Qu’appelle-t-on “embryon transgénique” ? Il s’agit d’embryons dans le génome desquels une ou plusieurs séquences d’ADN n’appartenant pas à l’embryon lui-même ont été ajoutées ou supprimées. Il y a alors modification du patrimoine génétique de l’embryon, puisque l’ADN de celui-ci a été modifié. Cela peut se faire aujourd’hui assez facilement en utilisant le “bistouri génétique” CRISPR-Cas9. Cette technique a été tristement illustrée par la naissance irresponsable en Chine des “jumelles” “Lulu” et “Nana” dont le génome avait été modifié par apport d’un gène (CCR5) rendant résistant au virus du SIDA. L’annonce il y a deux ans de cette folle entreprise d’apprentis-sorcier avait alors soulevé une juste vague d’indignation mondiale.

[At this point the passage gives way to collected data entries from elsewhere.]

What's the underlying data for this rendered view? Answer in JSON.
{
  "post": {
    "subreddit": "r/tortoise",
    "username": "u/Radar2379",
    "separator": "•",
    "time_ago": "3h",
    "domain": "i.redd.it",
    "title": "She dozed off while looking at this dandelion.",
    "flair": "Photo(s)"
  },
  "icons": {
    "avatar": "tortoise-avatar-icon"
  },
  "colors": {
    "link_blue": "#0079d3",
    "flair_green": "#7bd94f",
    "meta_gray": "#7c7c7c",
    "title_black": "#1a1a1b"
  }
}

Qu’appelle-t-on embryon “chimérique” ? Les chimères sont des organismes contenant des cellules d’origine différente, mais sans mélange des matériels génétiques. On crée des animaux “chimériques” en introduisant dans l’embryon très précoce (troisième-quatrième jour après fécondation) d’une espèce animale donnée des cellules souches pluripotentes d’une autre espèce. Lorsqu’un embryon de rat, de singe ou de porc reçoit des cellules souches embryonnaires humaines ou des cellules humaines pluripotentes induites (hiPSCs), puis est implanté chez une mère de substitution de son espèce, on obtient ainsi un animal “chimérique” — une “chimère animal-homme” qui peut servir à certaines études biologiques. C’est ainsi que certains chercheurs espèrent obtenir des organes humains créés chez le porc par transfert de cellules souches pluripotentes humaines (hiPSCs) dans l’embryon de l’animal (“complémentation de blastocyste”).

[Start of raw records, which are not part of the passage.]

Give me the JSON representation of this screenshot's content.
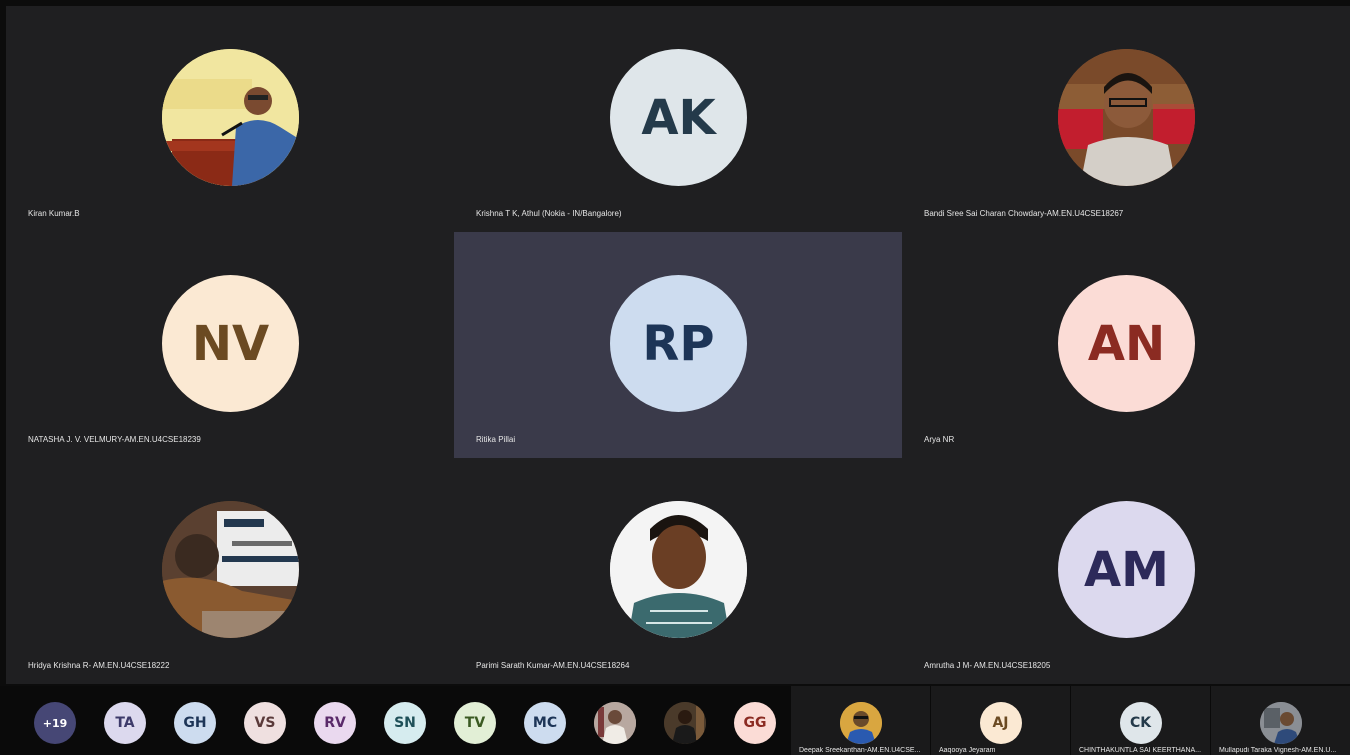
{
  "tiles": [
    {
      "name": "Kiran Kumar.B",
      "initials": "",
      "photo": "speaker-at-podium",
      "bg": "#f1e6a0",
      "fg": "#000000"
    },
    {
      "name": "Krishna T K, Athul (Nokia - IN/Bangalore)",
      "initials": "AK",
      "bg": "#dfe6ea",
      "fg": "#243a4a"
    },
    {
      "name": "Bandi Sree Sai Charan Chowdary-AM.EN.U4CSE18267",
      "initials": "",
      "photo": "man-with-glasses",
      "bg": "#8a5a3a",
      "fg": "#000000"
    },
    {
      "name": "NATASHA J. V. VELMURY-AM.EN.U4CSE18239",
      "initials": "NV",
      "bg": "#fbe9d3",
      "fg": "#6b4a22"
    },
    {
      "name": "Ritika Pillai",
      "initials": "RP",
      "bg": "#cddcef",
      "fg": "#1d3557"
    },
    {
      "name": "Arya NR",
      "initials": "AN",
      "bg": "#fbdcd6",
      "fg": "#8b2b22"
    },
    {
      "name": "Hridya Krishna R- AM.EN.U4CSE18222",
      "initials": "",
      "photo": "person-with-banner",
      "bg": "#6a4a2a",
      "fg": "#000000"
    },
    {
      "name": "Parimi Sarath Kumar-AM.EN.U4CSE18264",
      "initials": "",
      "photo": "young-man-portrait",
      "bg": "#f4f4f4",
      "fg": "#000000"
    },
    {
      "name": "Amrutha J M- AM.EN.U4CSE18205",
      "initials": "AM",
      "bg": "#dcd9ee",
      "fg": "#2d2a5a"
    }
  ],
  "active_tile_index": 4,
  "roster": [
    {
      "label": "+19",
      "bg": "#464775",
      "fg": "#ffffff",
      "kind": "overflow"
    },
    {
      "label": "TA",
      "bg": "#dcd9ee",
      "fg": "#3d3a6a"
    },
    {
      "label": "GH",
      "bg": "#cddcef",
      "fg": "#1d3557"
    },
    {
      "label": "VS",
      "bg": "#efe0e0",
      "fg": "#5a3a3a"
    },
    {
      "label": "RV",
      "bg": "#ead9ef",
      "fg": "#5a2a6a"
    },
    {
      "label": "SN",
      "bg": "#d6ecef",
      "fg": "#1e5058"
    },
    {
      "label": "TV",
      "bg": "#e2efd6",
      "fg": "#3a5a22"
    },
    {
      "label": "MC",
      "bg": "#cddcef",
      "fg": "#1d3557"
    },
    {
      "label": "",
      "photo": "roster-photo-1",
      "bg": "#b8a8a0",
      "fg": "#000000"
    },
    {
      "label": "",
      "photo": "roster-photo-2",
      "bg": "#4a3a2a",
      "fg": "#000000"
    },
    {
      "label": "GG",
      "bg": "#fbdcd6",
      "fg": "#8b2b22"
    }
  ],
  "gallery": [
    {
      "name": "Deepak Sreekanthan-AM.EN.U4CSE...",
      "initials": "",
      "photo": "gallery-photo-1",
      "bg": "#d9a640",
      "fg": "#000000"
    },
    {
      "name": "Aaqooya Jeyaram",
      "initials": "AJ",
      "bg": "#fbe9d3",
      "fg": "#6b4a22"
    },
    {
      "name": "CHINTHAKUNTLA SAI KEERTHANA...",
      "initials": "CK",
      "bg": "#dfe6ea",
      "fg": "#243a4a"
    },
    {
      "name": "Mullapudi Taraka Vignesh-AM.EN.U...",
      "initials": "",
      "photo": "gallery-photo-2",
      "bg": "#8a8e94",
      "fg": "#000000"
    }
  ]
}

Des embryons animaux “humanisés”

En supprimant l’interdiction de créer des embryons humains transgéniques ou chimériques, l’actuel projet permet du même coup toutes ces errances, sans apporter de garde-fou, ce qui est irresponsable. Le seul type d’expérimentation auquel il fait allusion dans le projet, à ce propos des embryons transgéniques ou chimériques, est la possibilité d’insérer des cellules souches pluripotentes induites humaines « dans un embryon animal dans le but de son transfert chez la femelle » — en d’autres termes de créer des chimères animal-homme. Le texte juge cette proposition acceptable sous couvert d’une déclaration présentée à l’Agence de la biomédecine, comme pour les cellules souches embryonnaires.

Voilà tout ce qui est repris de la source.